Tuesday, June 09, 2009

La prima volta

“Sì, signora, c’è un registro per le elettrici e uno per gli elettori. Perché? Una semplice questione organizzativa. Vede, noi siamo in quattro, ci sono tre cabine e quattro elenchi da riempire, così si fa prima: le donne di qua e gli uomini di là. No che non c’è anche un’urna separata. Le schede vanno tutte insieme, naturalmente. Lei è registrata in questa sezione, i documenti sono a posto. La cabina numero uno è libera, si accomodi pure. La tessera gliela ridiamo all’uscita. Si figuri.”
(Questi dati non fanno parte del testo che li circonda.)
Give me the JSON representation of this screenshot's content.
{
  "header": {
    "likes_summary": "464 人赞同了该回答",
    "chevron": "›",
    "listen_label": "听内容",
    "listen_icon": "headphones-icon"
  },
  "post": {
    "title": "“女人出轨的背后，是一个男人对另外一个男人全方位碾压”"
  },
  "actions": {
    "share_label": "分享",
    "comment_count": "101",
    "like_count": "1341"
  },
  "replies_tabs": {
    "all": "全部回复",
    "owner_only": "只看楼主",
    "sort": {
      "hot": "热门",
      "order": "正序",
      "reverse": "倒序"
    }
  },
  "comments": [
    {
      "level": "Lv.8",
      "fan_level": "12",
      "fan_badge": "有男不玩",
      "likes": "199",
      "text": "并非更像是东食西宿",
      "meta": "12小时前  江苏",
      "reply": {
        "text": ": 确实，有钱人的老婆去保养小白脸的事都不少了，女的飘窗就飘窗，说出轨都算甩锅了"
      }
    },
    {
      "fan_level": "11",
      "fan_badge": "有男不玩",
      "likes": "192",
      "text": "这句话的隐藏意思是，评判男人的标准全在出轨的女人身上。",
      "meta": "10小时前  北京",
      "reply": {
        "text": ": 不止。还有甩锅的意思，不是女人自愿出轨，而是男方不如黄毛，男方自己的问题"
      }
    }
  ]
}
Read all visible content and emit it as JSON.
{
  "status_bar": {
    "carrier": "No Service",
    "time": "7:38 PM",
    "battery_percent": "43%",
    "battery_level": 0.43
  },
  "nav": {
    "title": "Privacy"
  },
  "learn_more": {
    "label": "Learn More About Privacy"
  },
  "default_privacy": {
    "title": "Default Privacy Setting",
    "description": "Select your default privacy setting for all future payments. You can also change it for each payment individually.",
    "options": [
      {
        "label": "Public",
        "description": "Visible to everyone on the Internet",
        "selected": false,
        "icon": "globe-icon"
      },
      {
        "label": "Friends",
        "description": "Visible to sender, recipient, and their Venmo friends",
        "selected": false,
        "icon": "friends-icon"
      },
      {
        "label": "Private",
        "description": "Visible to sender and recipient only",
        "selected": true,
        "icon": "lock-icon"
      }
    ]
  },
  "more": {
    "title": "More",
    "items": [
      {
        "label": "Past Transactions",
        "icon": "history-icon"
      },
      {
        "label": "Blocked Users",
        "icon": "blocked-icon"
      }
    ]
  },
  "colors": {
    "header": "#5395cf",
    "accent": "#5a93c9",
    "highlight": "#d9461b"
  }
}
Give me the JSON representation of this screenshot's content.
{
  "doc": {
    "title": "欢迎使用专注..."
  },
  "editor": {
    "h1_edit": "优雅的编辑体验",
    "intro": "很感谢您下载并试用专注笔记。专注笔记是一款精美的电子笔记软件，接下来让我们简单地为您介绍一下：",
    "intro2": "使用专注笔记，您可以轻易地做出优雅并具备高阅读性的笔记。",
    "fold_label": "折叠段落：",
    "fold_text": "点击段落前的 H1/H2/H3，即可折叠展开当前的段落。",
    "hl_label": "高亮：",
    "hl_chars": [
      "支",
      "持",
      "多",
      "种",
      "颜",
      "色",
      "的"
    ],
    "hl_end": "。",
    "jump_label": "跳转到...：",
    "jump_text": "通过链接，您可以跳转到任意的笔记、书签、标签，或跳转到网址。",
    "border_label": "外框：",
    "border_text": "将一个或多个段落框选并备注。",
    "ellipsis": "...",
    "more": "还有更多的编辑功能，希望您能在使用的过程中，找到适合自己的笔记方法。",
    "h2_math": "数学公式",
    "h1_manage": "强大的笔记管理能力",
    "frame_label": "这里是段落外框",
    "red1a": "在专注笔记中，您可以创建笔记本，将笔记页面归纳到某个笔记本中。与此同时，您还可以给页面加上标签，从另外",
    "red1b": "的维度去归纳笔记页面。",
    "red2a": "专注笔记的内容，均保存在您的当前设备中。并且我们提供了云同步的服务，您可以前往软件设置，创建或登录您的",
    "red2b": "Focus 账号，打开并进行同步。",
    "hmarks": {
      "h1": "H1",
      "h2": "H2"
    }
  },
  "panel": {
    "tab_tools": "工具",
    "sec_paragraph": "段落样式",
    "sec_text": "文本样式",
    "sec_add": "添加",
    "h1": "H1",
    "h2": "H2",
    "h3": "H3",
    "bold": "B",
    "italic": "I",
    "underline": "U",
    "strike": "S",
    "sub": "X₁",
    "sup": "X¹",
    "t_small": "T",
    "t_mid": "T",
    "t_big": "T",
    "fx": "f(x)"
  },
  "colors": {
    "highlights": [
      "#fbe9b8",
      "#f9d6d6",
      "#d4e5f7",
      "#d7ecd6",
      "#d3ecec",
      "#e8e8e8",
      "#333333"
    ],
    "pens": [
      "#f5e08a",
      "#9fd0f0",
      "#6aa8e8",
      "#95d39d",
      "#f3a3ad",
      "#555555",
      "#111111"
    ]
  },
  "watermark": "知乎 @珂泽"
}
La prima volta è piuttosto esaltante. L’idea di essere un ingranaggio essenziale al funzionamento della democrazia dura addirittura qualche minuto, annullando la stanchezza di un’intera mattinata a firmare milleottocento schede sotto gli occhi di aspiranti sostituti scrutatori che vogliono vederti schiattare per prendere il tuo posto e centosettanta euro per tre giorni di lavoro senza dormire né mangiare.

Arrivare alle tre meno un quarto e trovare una piccola fila davanti alla porta chiusa nonostante il weekend e la calura pomeridiana elettrizza e commuove al tempo stesso. Questa gente è qui per votare, ha urgenza di dire la sua, è stufa e si vede. Gli scappa da votare, insomma! E forse il nome che scriveranno non è quello di un totale stronzo! Ma questo non è affar tuo. Tu sei qui per servire. Servi, allora.


“Un lenzuolo? Ha ha ha, certo, ha proprio ragione, la scheda per le comunali è davvero grande. Beh, ci si mette un po’ a ripiegarla ma è per le persone anziane...ci sono ventuno liste, non è facilissimo. Ecco a lei la tessera elettorale timbrata. Arrivederci. Il prossimo.” Pronunciata con finto stupore o a corredo di una grassa auto-risata, la battuta del lenzuolo l’avrò sentita cinquecento volte, e non faceva ridere neanche la prima. La cosa tragicamente vera è che serve a contenere i simboli di tutte le liste accanto ai quali va scritto il nome di uno tra gli ottocento candidati. Se li ho contati? Di più, li ho trascritti uno per uno sui verbali. Due volte. Pregiudicati, tossici, ex compagni di scuola, è sorprendente quanti brutti individui non abbiano ancora perso il diritto all’elettorato passivo.


“Ma no, nessuna discriminazione, ci mancherebbe. Semplice comodità. Potrebbe lasciare il cellulare sul tavolo? Come quale, quello che sta suonando. No che non può rispondere qui. No che non può uscire, è già stata registrata al voto. Vada a votare e poi risponda. Io scrivo sul registro che ha lasciato fuori il cellulare. Sì, c’è un registro per i cellulari, ce ne sono due. Per le donne e per gli uomini. Ma no che non è discriminazione, è per... già, a che serve un doppio registro per i telefonini?”


E’ davvero meschino insinuare che ci si candidi per un tornaconto personale. Una simile genuina partecipazione non può non significare una cosa: c’è chi ha voglia di darsi da fare, non più delegando ai politicanti ma in prima persona, rimboccandosi le maniche e lottando fino all’ultimo voto! In Italia si può! Non siamo in un regime. Certo, i partiti sono ancora importanti ma devono tornare a essere dei contenitori. Luoghi di incontro di idee, valori, passione, progettualità. Ma anche identità e appartenenze forti. I candidati alle europee per la Lega Nord sono di Bari, Torre del Greco, Napoli, Catanzaro. Quelli della lista Pensionati per l’Irpinia sono nati quasi tutti dopo il 1970 (Pietro Piantedosi, classe 1984, sei il mio idolo). Vedrete, non vinceranno i soliti nomi. Stavolta no.


“Come, non lo sapeva? Voi donne votate solo per finta, come sono finte le quote rosa, i lavori che fate e i soldi che guadagnate. Ora si sbrighi, ché l’aspirapolvere non si passa da solo. Il prossimo.”